On Sunday, Lewis Hamilton, a racing driver supported by a team of over 1000 people, who races maybe twenty times a year and has only one serious rival, won the BBC Sports Personality of the Year award for 2014.
He beat Rory McIlory, a golfer, into second place. McIlroy has probably fifty rivals, all capable of beating him on their day. He plays probably 30 times a year, and is supported by a small team which includes his caddy, coach, management team and various suppliers and sponsors.
Whether it was the right decision is taking up a lot of column inches in the newspapers at the moment. Hamilton won the F1 World Championship, which he has won previously. McIlroy won the Open Championship and the US PGA championship. No European has ever done that before in the same year. He also won the Bridgestone Invitational and the PGA championship at Wentworth. He was also part of the European Ryder Cup team who defeated the USA.
McIlroy has a personality, Hamilton is a bit dull. So it would seem that petrolhead's took the trouble to vote, whereas golfers didn't.
Sadly it's another sign of the fading star which SPOTY has become. SPOTY has always been a must watch in our family, and I can remember the sixties programmes when the BBC had most of the sporting coverage in the World to use to produce their programme. Henry Cooper won the title twice, and he never really won anything of significance in his sport. David Steel was sent out to face the barrage of West Indian fast bowling and almost single-handedly saved England from ignominy. He won it for true British spunk.
More recently, however, the BBC have struggled to find any sporting coverage to populate the programme with as Sky and now BT, hoover up all the best events. The 2014 show reached new depths with repeated voiceovers by Eddie 'the idiot' Butler, listing the names of great British sports personalities, but showing almost no action at all.
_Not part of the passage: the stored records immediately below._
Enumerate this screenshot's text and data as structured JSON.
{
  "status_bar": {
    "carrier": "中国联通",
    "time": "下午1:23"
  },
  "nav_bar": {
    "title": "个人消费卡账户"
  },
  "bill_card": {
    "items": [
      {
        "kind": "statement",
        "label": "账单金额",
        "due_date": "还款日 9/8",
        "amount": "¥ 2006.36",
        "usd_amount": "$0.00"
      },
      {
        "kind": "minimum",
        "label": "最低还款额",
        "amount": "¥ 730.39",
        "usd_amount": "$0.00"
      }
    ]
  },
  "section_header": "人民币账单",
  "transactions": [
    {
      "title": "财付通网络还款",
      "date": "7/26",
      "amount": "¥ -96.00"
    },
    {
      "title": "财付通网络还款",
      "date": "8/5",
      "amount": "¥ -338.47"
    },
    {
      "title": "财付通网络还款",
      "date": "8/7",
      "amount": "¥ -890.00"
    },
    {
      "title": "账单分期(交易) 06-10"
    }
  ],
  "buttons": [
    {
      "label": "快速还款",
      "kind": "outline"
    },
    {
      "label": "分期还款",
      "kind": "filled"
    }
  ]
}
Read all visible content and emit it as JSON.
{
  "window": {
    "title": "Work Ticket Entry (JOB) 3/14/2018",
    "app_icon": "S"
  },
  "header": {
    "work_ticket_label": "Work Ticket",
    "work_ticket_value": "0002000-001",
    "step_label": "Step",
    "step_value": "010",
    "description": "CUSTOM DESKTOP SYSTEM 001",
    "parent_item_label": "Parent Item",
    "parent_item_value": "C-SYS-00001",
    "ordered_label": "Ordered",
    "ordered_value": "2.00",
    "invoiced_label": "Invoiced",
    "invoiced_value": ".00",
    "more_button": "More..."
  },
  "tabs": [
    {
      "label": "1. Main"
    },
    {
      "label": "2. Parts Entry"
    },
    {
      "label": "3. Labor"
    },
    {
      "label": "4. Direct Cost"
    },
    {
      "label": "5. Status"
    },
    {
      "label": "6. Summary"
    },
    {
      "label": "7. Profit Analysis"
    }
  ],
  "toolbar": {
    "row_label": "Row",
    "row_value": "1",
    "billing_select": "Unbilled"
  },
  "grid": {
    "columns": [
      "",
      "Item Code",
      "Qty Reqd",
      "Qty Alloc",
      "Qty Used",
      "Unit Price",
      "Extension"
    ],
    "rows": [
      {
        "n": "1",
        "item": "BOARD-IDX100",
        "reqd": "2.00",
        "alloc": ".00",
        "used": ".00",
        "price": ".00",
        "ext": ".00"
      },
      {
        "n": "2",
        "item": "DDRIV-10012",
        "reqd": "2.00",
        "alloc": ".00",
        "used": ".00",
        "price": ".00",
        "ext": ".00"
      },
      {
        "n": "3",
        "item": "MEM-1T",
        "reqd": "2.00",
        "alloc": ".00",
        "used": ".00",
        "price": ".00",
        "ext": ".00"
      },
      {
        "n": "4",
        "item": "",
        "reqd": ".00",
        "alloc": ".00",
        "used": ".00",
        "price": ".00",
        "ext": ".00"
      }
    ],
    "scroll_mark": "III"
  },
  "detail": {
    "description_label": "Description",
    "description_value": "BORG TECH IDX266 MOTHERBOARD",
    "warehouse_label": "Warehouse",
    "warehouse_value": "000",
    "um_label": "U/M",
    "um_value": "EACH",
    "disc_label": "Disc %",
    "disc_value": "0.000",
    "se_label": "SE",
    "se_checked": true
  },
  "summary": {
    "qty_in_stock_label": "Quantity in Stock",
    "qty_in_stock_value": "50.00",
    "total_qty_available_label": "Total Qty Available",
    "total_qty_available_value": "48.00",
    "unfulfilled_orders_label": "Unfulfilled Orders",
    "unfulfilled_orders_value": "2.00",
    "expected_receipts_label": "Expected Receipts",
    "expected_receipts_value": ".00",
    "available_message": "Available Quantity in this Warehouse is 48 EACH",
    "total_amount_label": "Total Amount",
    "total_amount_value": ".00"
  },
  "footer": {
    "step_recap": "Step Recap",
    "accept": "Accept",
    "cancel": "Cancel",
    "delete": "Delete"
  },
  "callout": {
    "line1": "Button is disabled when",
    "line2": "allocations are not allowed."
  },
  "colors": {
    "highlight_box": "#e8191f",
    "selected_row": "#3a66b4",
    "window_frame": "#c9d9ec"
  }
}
The BBC must have know the writing was on the wall when in 2009, a year with no Olympics, World Cup or Commonwealth Games, the winner was Ryan Giggs, an aging Welsh footballer who is best know outside football for bedding his own brother's wife. Jenson Button came second that year so even the petrolhead's must have been bored with the whole thing.
Aging pop band Simple Minds opened the show on Sunday, and that, sadly, is a suitable phrase to refer to the BBC blazers who masterminded the whole thing.